2 minute read

Goals

Having a good idea of which ML algorithm needs to be considered when creating a new product/feature is important when trying to reduce engineering time. Starting with an incorrect algorithm can be an exercise in futility. This article will only talk about algorithm types and not about the parameter nor hyperparameters you’ll need to explore for each.

Supervised Learning

When the requirement calls for understanding the relationship between the input and output data, this is the class of algorithms that will be used. Whether it’s predicting a future state or classifying an object, this type of learning generally requires a labeled dataset.

Classification

Single Category

The single category will still be two-class where the answer might be yes/no, dog/muffin, or positive/negative.

  • SVM: large features, linear
  • locally deep SVM: large features
  • perceptron: fast train
  • logistic regression: fast train
  • Bayes point machine
  • decision forest: accuracy, fast train
  • boasted decision tree: accuracy, fast train
  • neural network: long training, high accuracy
    Multiclass

    Multi-class/category allows something similar to identifying what type of dog from the choice of poodle, collie, frenchie, and westie.

  • multiclass logistic regression: fast train
  • neural network: long training, high accuracy
  • decision forest: accuracy, fast training
  • decision jungle: small memory footprint
  • one-v-all: based on two-class classifier

Value Prediction

Forecast the future by understanding the contribution of input variables to its output.

Regression
  • ordinal: rank ordered categories
  • Poisson
  • fast forest quantile: predicting a distribution
  • decision forest: fast training
  • neural network: high accuracy, long train
  • bayesian: linear model, small datasets
  • linear regression: fast training

Unsupervised Learning

In the product world, I don’t think we use unsupervised learning enough.
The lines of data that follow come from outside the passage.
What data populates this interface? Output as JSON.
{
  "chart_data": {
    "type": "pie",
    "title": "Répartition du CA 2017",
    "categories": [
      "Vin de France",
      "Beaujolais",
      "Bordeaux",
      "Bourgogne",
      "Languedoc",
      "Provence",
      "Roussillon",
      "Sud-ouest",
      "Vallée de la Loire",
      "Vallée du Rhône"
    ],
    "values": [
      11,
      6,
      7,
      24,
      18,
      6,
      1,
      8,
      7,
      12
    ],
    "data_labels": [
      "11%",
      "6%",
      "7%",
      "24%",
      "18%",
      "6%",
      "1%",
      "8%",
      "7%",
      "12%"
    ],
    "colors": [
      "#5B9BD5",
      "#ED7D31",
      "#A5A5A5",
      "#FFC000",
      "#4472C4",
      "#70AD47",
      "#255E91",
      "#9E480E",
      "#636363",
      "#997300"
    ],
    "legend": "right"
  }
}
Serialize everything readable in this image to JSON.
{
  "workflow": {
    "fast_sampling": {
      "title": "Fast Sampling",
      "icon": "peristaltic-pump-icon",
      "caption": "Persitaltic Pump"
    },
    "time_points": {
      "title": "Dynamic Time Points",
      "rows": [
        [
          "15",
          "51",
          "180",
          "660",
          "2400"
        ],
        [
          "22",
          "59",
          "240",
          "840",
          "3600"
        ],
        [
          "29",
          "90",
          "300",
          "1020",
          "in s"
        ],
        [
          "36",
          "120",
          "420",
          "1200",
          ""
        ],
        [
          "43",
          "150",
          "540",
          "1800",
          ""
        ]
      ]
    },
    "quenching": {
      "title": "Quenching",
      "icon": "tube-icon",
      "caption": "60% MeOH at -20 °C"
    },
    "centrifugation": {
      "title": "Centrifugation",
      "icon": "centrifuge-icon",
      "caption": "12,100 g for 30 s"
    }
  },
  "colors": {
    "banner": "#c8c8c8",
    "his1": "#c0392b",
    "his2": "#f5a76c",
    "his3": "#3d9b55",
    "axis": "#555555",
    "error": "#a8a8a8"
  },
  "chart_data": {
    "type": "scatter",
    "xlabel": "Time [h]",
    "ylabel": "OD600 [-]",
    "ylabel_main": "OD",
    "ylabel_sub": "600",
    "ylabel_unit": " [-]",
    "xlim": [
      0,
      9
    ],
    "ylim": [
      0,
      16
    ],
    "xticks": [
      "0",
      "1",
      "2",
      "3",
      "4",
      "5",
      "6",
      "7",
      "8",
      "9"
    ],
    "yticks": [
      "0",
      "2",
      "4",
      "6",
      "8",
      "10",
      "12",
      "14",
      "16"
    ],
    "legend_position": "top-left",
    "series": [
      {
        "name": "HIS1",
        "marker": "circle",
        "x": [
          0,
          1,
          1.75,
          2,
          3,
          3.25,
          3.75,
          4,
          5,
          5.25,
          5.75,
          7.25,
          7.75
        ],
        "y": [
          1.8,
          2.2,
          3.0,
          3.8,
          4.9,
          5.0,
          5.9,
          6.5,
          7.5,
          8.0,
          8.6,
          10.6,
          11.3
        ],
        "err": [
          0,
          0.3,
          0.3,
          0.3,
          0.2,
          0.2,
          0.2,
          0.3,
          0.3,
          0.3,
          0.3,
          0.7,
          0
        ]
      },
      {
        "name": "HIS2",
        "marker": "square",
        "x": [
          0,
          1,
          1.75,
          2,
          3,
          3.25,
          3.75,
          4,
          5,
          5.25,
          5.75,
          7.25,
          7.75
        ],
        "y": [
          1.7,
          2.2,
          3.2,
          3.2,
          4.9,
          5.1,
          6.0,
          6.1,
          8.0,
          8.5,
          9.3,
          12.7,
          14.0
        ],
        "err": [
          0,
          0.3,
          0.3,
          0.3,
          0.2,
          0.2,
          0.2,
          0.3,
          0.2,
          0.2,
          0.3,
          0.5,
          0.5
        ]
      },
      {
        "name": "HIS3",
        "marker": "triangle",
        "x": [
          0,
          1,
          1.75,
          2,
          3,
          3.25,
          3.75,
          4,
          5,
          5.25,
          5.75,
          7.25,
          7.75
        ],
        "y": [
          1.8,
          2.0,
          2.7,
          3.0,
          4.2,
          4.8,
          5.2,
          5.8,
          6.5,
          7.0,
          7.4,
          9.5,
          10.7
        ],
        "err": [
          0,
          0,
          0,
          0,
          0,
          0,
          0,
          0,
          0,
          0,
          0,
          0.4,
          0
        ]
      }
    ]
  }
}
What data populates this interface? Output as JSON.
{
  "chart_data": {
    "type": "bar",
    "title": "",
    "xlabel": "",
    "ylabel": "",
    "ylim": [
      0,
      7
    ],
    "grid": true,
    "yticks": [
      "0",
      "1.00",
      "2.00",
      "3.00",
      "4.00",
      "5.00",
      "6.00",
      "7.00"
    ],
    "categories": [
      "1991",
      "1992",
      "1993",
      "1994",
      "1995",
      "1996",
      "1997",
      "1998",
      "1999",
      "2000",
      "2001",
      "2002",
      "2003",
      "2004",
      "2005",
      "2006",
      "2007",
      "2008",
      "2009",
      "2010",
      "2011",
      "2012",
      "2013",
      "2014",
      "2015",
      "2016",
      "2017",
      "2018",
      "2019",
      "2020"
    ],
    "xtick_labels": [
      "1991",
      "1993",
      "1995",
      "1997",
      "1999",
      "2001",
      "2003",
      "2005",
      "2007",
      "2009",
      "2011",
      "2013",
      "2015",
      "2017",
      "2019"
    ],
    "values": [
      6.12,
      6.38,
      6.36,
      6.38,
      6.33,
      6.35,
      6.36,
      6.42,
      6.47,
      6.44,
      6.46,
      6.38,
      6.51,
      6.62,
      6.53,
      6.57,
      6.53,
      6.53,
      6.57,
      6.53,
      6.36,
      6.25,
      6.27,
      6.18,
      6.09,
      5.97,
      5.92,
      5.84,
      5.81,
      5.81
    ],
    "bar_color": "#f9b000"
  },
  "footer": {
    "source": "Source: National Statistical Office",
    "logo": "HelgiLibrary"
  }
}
I would even go so far as to say that unsupervised learning should be a tool used by the product team to analyze some of the results of marketing exercises before building a new product/feature. Unsupervised can be used as a pre-training step at times.

Structure Discovery

Use this to segment/group the users, predict user preferences and tastes, and determine potential redundancy.

Clustering
  • k-means
  • principal component analysis
  • mean-shift clustering
  • DBSCAN

    Anomaly Detection

    Find the unusual and rate data points and outliers that are anomalous or even redundant. Abnormal sensor inputs from an engine could be used to predict engine failure.

  • single class SVM
  • PCA
  • robust covariance
  • isolation forest
  • autoencoders

Conclusion

Above was a relatively small list with some direction on how to decide what a product manager needs to create a powerful user experience. Instead of being an exhaustive list of options with parameters, this can be used in an exploratory guide. Other posts will have more into the details of the algorithms and will be more geared to machine learning engineers.